Jas ist die Leiterin der städtischen Einrichtung mit den Mitarbeiterinnen Melanie Göldner und Angelika Popp. Mit einem strahlenden Lachen hat sie mich fünf Stunden vorher im ersten Stock empfangen – nicht barrierefrei, aber besonders. Kein Neubau mit viel Glas und Stahl, sondern ein altehrwürdiges Ratsgebäude mit hohen Räumen und Stuckarbeiten an der Decke. An den Wänden im Treppenhaus hängen überall Gemälde, denn auch die Malschule von Rudi Neugebauer ist hier zu Hause.
Im Reich der Bücher
Der Rundgang durch das Reich der Buchstaben macht jeden Bücherfan euphorisch. Nein, es riecht nicht nach muffigen alten Folianten und verstaubten Exemplaren. Dazu haben die rund 10.000 Medien von Büchern über Zeitschriften, Hörbüchern und Spielen in den sechs Räumen gar keine Chance. Sie werden ständig ausgeliehen und dürfen Leseratten abtauchen lassen in fantastische Welten.

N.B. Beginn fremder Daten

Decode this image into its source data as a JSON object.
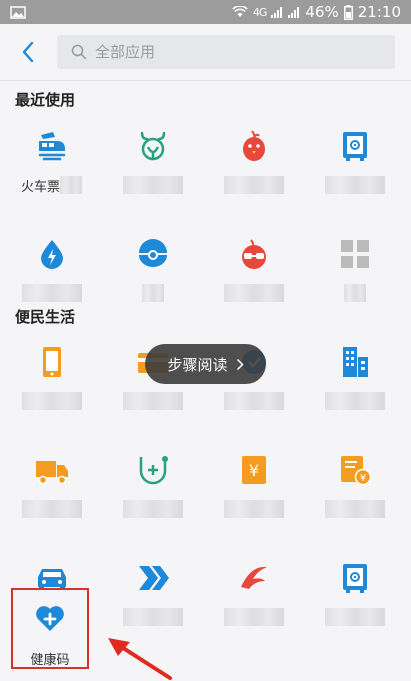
{
  "status_bar": {
    "battery_percent": "46%",
    "time": "21:10",
    "signal_text": "4G",
    "colors": {
      "background": "#9c9c9c"
    }
  },
  "app_bar": {
    "search_placeholder": "全部应用",
    "back_icon": "chevron-left-icon",
    "search_icon": "search-icon"
  },
  "sections": {
    "recent_title": "最近使用",
    "life_title": "便民生活"
  },
  "recent_items": [
    {
      "label": "火车票",
      "icon": "train-ticket-icon",
      "color": "#1e88d9"
    },
    {
      "label": "",
      "icon": "deer-icon",
      "color": "#27a37a"
    },
    {
      "label": "",
      "icon": "bird-icon",
      "color": "#e8483b"
    },
    {
      "label": "",
      "icon": "safe-icon",
      "color": "#1e88d9"
    },
    {
      "label": "",
      "icon": "water-bolt-icon",
      "color": "#1e88d9"
    },
    {
      "label": "",
      "icon": "pearl-shell-icon",
      "color": "#1e88d9"
    },
    {
      "label": "",
      "icon": "glasses-face-icon",
      "color": "#e8483b"
    },
    {
      "label": "",
      "icon": "more-grid-icon",
      "color": "#bbbbbb"
    }
  ],
  "life_items": [
    {
      "label": "",
      "icon": "phone-icon",
      "color": "#f39c1f"
    },
    {
      "label": "",
      "icon": "card-icon",
      "color": "#f39c1f"
    },
    {
      "label": "",
      "icon": "shield-bubble-icon",
      "color": "#1e88d9"
    },
    {
      "label": "",
      "icon": "building-icon",
      "color": "#1e88d9"
    },
    {
      "label": "",
      "icon": "truck-icon",
      "color": "#f39c1f"
    },
    {
      "label": "",
      "icon": "medical-shield-icon",
      "color": "#27a37a"
    },
    {
      "label": "",
      "icon": "yuan-tag-icon",
      "color": "#f39c1f"
    },
    {
      "label": "",
      "icon": "invoice-yuan-icon",
      "color": "#f39c1f"
    },
    {
      "label": "",
      "icon": "car-icon",
      "color": "#1e88d9"
    },
    {
      "label": "",
      "icon": "double-arrow-icon",
      "color": "#1e88d9"
    },
    {
      "label": "",
      "icon": "airline-icon",
      "color": "#e8483b"
    },
    {
      "label": "",
      "icon": "safe-icon",
      "color": "#1e88d9"
    }
  ],
  "health_code": {
    "label": "健康码",
    "icon": "heart-plus-icon",
    "color": "#1e88d9",
    "highlight_color": "#d8322a"
  },
  "toast": {
    "text": "步骤阅读",
    "icon": "chevron-right-icon"
  }
}
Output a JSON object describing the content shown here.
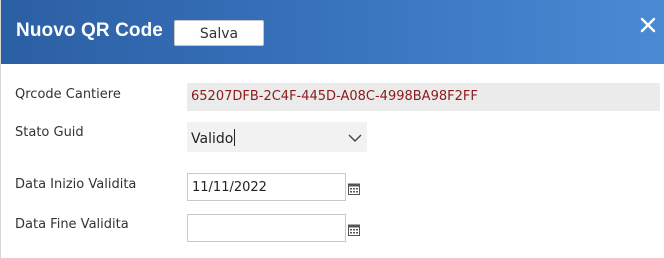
{
  "dialog": {
    "title": "Nuovo QR Code",
    "save_label": "Salva",
    "close_icon": "close-icon"
  },
  "form": {
    "qrcode_cantiere": {
      "label": "Qrcode Cantiere",
      "value": "65207DFB-2C4F-445D-A08C-4998BA98F2FF"
    },
    "stato_guid": {
      "label": "Stato Guid",
      "value": "Valido",
      "icon": "chevron-down-icon"
    },
    "data_inizio": {
      "label": "Data Inizio Validita",
      "value": "11/11/2022",
      "icon": "calendar-icon"
    },
    "data_fine": {
      "label": "Data Fine Validita",
      "value": "",
      "icon": "calendar-icon"
    }
  },
  "colors": {
    "header_start": "#2b5fa3",
    "header_end": "#4a8ad4",
    "readonly_text": "#8b1a1a",
    "readonly_bg": "#ebebeb"
  }
}
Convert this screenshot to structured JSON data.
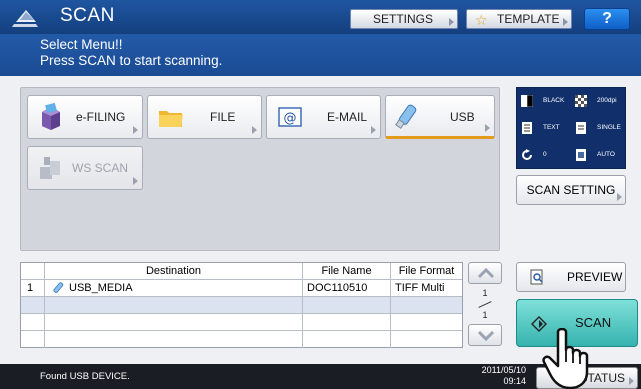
{
  "header": {
    "title": "SCAN",
    "settings_label": "SETTINGS",
    "template_label": "TEMPLATE",
    "help_label": "?"
  },
  "message": {
    "line1": "Select Menu!!",
    "line2": "Press SCAN to start scanning."
  },
  "agents": [
    {
      "label": "e-FILING",
      "icon": "efiling-icon",
      "state": "normal"
    },
    {
      "label": "FILE",
      "icon": "folder-icon",
      "state": "normal"
    },
    {
      "label": "E-MAIL",
      "icon": "email-icon",
      "state": "normal"
    },
    {
      "label": "USB",
      "icon": "usb-icon",
      "state": "selected"
    },
    {
      "label": "WS SCAN",
      "icon": "ws-scan-icon",
      "state": "disabled"
    }
  ],
  "scan_summary": {
    "color_mode": "BLACK",
    "resolution": "200dpi",
    "original_mode": "TEXT",
    "sides": "SINGLE",
    "rotation": "0",
    "size": "AUTO"
  },
  "scan_setting_label": "SCAN SETTING",
  "destination_table": {
    "headers": [
      "",
      "Destination",
      "File Name",
      "File Format"
    ],
    "rows": [
      {
        "index": "1",
        "destination": "USB_MEDIA",
        "file_name": "DOC110510",
        "file_format": "TIFF Multi"
      }
    ]
  },
  "pager": {
    "current": "1",
    "total": "1"
  },
  "preview_label": "PREVIEW",
  "scan_label": "SCAN",
  "status": {
    "message": "Found USB DEVICE.",
    "date": "2011/05/10",
    "time": "09:14",
    "job_status_label": "JOB STATUS"
  },
  "colors": {
    "header_blue": "#1f56a0",
    "scan_button": "#36b3ae",
    "selected_underline": "#e49a1a",
    "help_blue": "#1a72db"
  }
}
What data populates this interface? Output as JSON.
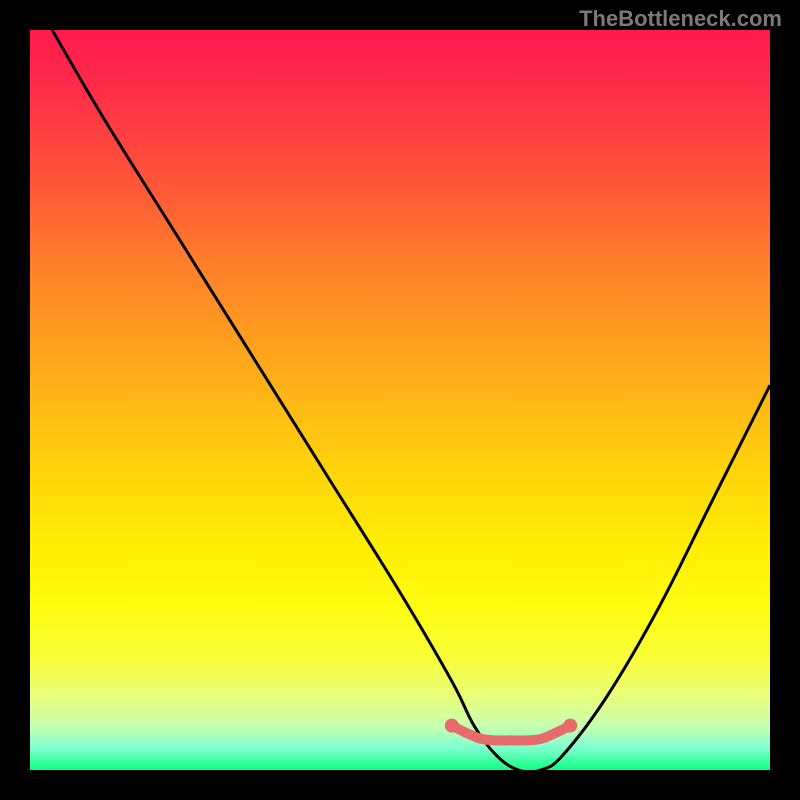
{
  "watermark": "TheBottleneck.com",
  "chart_data": {
    "type": "line",
    "title": "",
    "xlabel": "",
    "ylabel": "",
    "xlim": [
      0,
      100
    ],
    "ylim": [
      0,
      100
    ],
    "grid": false,
    "legend": false,
    "series": [
      {
        "name": "bottleneck-curve",
        "color": "#000000",
        "x": [
          3,
          10,
          20,
          30,
          40,
          50,
          57,
          60,
          63,
          66,
          69,
          72,
          78,
          85,
          92,
          100
        ],
        "y": [
          100,
          88,
          72,
          56,
          40,
          24,
          12,
          6,
          2,
          0,
          0,
          2,
          10,
          22,
          36,
          52
        ]
      },
      {
        "name": "optimal-zone-marker",
        "color": "#e86a6a",
        "x": [
          57,
          59,
          61,
          63,
          65,
          67,
          69,
          71,
          73
        ],
        "y": [
          6,
          5,
          4.2,
          4,
          4,
          4,
          4.2,
          5,
          6
        ]
      }
    ],
    "optimal_range": {
      "start_x": 57,
      "end_x": 73
    },
    "gradient_stops": [
      {
        "pos": 0,
        "color": "#ff1a4d"
      },
      {
        "pos": 50,
        "color": "#ffb716"
      },
      {
        "pos": 80,
        "color": "#fffc10"
      },
      {
        "pos": 100,
        "color": "#10ff80"
      }
    ]
  }
}
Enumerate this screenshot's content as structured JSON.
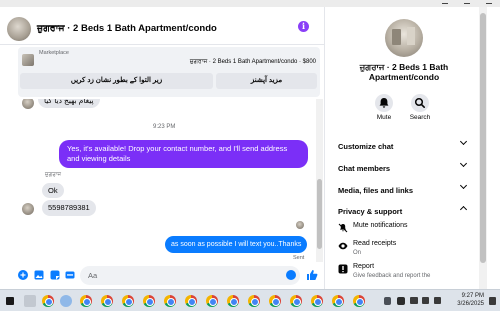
{
  "chat": {
    "title": "ਜ਼ੁਗਰਾਜ · 2 Beds 1 Bath Apartment/condo",
    "marketplace": {
      "label": "Marketplace",
      "listing": "ਜ਼ੁਗਰਾਜ · 2 Beds 1 Bath Apartment/condo · $800",
      "btn_more": "مزید آپشنز",
      "btn_mark": "زیر التوا کے بطور نشان زد کریں"
    },
    "messages": {
      "partial": "پیغام بھیج دیا گیا",
      "time_sep": "9:23 PM",
      "outgoing_1": "Yes, it's available! Drop your contact number, and I'll send address and viewing details",
      "sender_name": "ਜ਼ੁਗਰਾਜ",
      "incoming_ok": "Ok",
      "incoming_number": "5598789381",
      "outgoing_2": "as soon as possible I will text you..Thanks",
      "sent_status": "Sent"
    },
    "composer_placeholder": "Aa"
  },
  "info": {
    "title": "ਜ਼ੁਗਰਾਜ · 2 Beds 1 Bath Apartment/condo",
    "mute_label": "Mute",
    "search_label": "Search",
    "sections": {
      "customize": "Customize chat",
      "members": "Chat members",
      "media": "Media, files and links",
      "privacy": "Privacy & support"
    },
    "privacy_items": {
      "mute": "Mute notifications",
      "read_receipts": "Read receipts",
      "read_receipts_state": "On",
      "report": "Report",
      "report_desc": "Give feedback and report the"
    }
  },
  "taskbar": {
    "time": "9:27 PM",
    "date": "3/26/2025"
  },
  "colors": {
    "messenger_purple": "#7b2ff7",
    "messenger_blue": "#0a7cff",
    "bubble_grey": "#e4e6eb"
  }
}
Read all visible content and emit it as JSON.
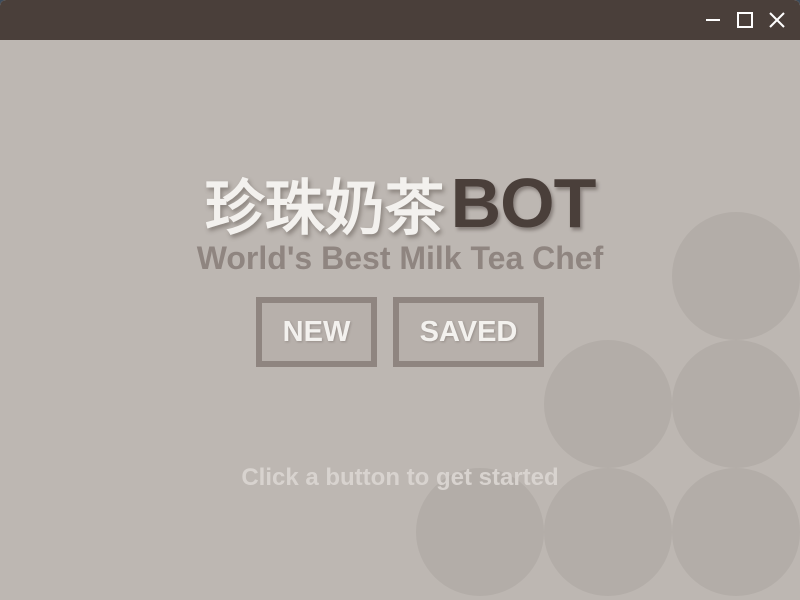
{
  "window": {
    "controls": {
      "minimize_icon": "minimize-icon",
      "maximize_icon": "maximize-icon",
      "close_icon": "close-icon"
    }
  },
  "header": {
    "title_chinese": "珍珠奶茶",
    "title_latin": "BOT",
    "subtitle": "World's Best Milk Tea Chef"
  },
  "menu": {
    "new_label": "NEW",
    "saved_label": "SAVED"
  },
  "hint": "Click a button to get started",
  "colors": {
    "background": "#bdb7b2",
    "titlebar": "#4a3f3a",
    "accent_dark": "#4a3f3a",
    "button_border": "#8f8580",
    "text_light": "#f3f1ee"
  }
}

In Reih und Glied stehen die Bücher Rücken an Rücken, blitzsauber an der Kante des Regals ausgerichtet. Dazwischen gibt es auch „Frontalpräsentationen statt Büchertapete“, informiert Jas. „Wir wollen die Leser glücklich machen. Sie sollen Lust bekommen auf das Buch. Und das geht besser, wenn man es direkt sieht.“ Das löst sofort Begeisterung in mir aus und ich ziehe unwillkürlich ein Exemplar heraus.
„Wie herrlich muss es also sein, den ganzen Tag nur Lesen zu dürfen“, schwärme ich. Swantje Jas lacht. Den Satz kennt sie schon. „Nein, zum Lesen kommen wir hier nicht.“ Sie räumt gleich mal mit einem Vorurteil auf, das alle Mitarbeitenden in Büchereien und Mediotheken, aber auch in Buchhandlungen kennen. Schließlich suchen sich die meisten den Beruf des Buchhändlers gerade deswegen aus, weil man immer die neueste Lektüre greifbar hat – aber leider während der Arbeitszeit nicht zum Schmökern kommt.
Mittlerweile ist auch Kollegin Melanie Göldner eingetroffen. Die beiden haben heute gemeinsam Dienst. Bevor die ersten Besucher kommen, geht es ans Aufräumen. Alle Medien, die am Vortag von der Ausleihe zurückgebracht wurden, müssen wieder zurück ins Regal. Jas nimmt sich ein paar Romane und geht in die Belletristik-Abteilung, ich schnappe mir ein paar Kinderbücher und verschwinde im „Kinder-Zimmer“. Proppenvoll sind die Borde, kaum eine Lücke vorhanden. Die alphabetische Sortierung der Autoren macht es mir leicht, den richtigen Platz für das Buch zu finden.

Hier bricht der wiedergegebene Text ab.